Welcome to Following the Whispers blog
Thank you so much for taking the time to visit. Hope you enjoy your stay. I blog here whenever I feel the need. This blog was created at the time my memoir came out, in February, 2009. Its motto was: creating a life of inner peace and self-acceptance from the depths of despair. Now, my focus is sharing this journey we call life.
“Only one thing is more frightening than speaking your truth, and that is not speaking it.” Naomi Wolf
“We are called human beings, not human doings.” Wes Nisker, Buddhist teacher
“It is not the critic who counts; not the man who points out how the strong man stumbles, or where the doer of deeds could have done them better. The credit belongs to the man who is actually in the arena, whose face is marred by dust and sweat and blood; who strives valiantly; who errs…(And) if he fails, at least fails while daring greatly.” Theodore Roosevelt
Sunday, February 12, 2017
a thought about aging...
One thing keeps happening over and over again that reminds me in a most bizarre way that I'm old.

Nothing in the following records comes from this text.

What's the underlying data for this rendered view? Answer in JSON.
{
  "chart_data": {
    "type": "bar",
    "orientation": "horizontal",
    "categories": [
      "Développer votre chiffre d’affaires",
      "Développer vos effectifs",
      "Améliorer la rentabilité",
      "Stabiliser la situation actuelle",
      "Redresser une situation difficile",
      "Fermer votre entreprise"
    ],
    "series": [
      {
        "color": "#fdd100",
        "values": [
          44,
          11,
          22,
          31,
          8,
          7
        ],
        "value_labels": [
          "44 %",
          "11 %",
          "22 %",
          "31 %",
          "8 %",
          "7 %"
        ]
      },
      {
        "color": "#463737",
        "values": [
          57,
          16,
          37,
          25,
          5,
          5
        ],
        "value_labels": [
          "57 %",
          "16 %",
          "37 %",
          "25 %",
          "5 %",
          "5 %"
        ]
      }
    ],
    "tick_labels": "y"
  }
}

Notice I said old--not older. Last night hubby and I went to a concert at Popejoy Hall, the theater on our university campus. We have season tickets to the Broadway ovation series, so I'm used to seeing "older" adults at those performances. But last night we went to see The Australian Bee Gees -- a group out of Las Vegas doing a tribute to the Bee Gees. When we arrived at our seats, I turned to watch the throngs enter. "What the heck are these folks on walkers and in wheelchairs and with canes doing at a Bee Gees concert?" I said to hubs. "Will they even know these songs?"

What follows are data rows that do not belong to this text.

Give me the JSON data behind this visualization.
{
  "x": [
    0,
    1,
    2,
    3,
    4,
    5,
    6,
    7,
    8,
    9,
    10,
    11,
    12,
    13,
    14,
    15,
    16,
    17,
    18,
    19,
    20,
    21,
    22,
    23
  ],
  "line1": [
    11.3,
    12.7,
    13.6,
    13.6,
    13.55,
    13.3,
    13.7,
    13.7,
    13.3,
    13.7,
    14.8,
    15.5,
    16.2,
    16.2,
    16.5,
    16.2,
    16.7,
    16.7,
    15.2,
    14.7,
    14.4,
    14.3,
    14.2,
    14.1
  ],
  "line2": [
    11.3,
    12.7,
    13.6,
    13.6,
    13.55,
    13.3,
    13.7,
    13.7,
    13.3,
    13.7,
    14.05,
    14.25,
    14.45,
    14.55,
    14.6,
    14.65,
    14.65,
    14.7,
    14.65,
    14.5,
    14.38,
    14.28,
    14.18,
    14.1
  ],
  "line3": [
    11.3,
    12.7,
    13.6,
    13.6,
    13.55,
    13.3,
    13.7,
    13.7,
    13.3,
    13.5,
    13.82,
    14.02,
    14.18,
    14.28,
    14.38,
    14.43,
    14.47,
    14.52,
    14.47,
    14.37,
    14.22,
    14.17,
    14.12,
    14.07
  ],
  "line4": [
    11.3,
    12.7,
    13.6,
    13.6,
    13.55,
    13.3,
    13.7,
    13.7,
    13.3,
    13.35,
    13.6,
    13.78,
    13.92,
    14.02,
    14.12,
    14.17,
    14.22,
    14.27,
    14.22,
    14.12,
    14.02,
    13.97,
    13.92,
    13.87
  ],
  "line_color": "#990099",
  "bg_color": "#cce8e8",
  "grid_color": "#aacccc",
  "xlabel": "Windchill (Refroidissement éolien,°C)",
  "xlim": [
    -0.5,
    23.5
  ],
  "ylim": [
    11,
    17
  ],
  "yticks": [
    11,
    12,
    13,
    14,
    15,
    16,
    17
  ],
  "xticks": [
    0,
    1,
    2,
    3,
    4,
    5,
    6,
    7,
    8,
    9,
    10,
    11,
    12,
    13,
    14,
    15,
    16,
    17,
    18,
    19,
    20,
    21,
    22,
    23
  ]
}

That's the kicker right there. Of course they came to hear those songs because those are their songs, just as they are mine. They're my age, or close to it. Those of us who came of age in the sixties and seventies when rock n' roll was the soundtrack of the Viet Nam war, the Civil Rights Movement, the Women's movement.
What is it about aging that allows us to forget how old we are until we are jolted into a reminder like I had last night. But once the music started, did I care? Did it stop me from getting out into the aisle and dancing as if I were twenty again? It did not.
So somebody please explain how this happens? How what we feel on the inside can be so different from what everyone sees on the outside. It's weird to see old people with white hair rocking out to the music, but I wouldn't trade weird for anything. I'll take it, "Stayin' Alive."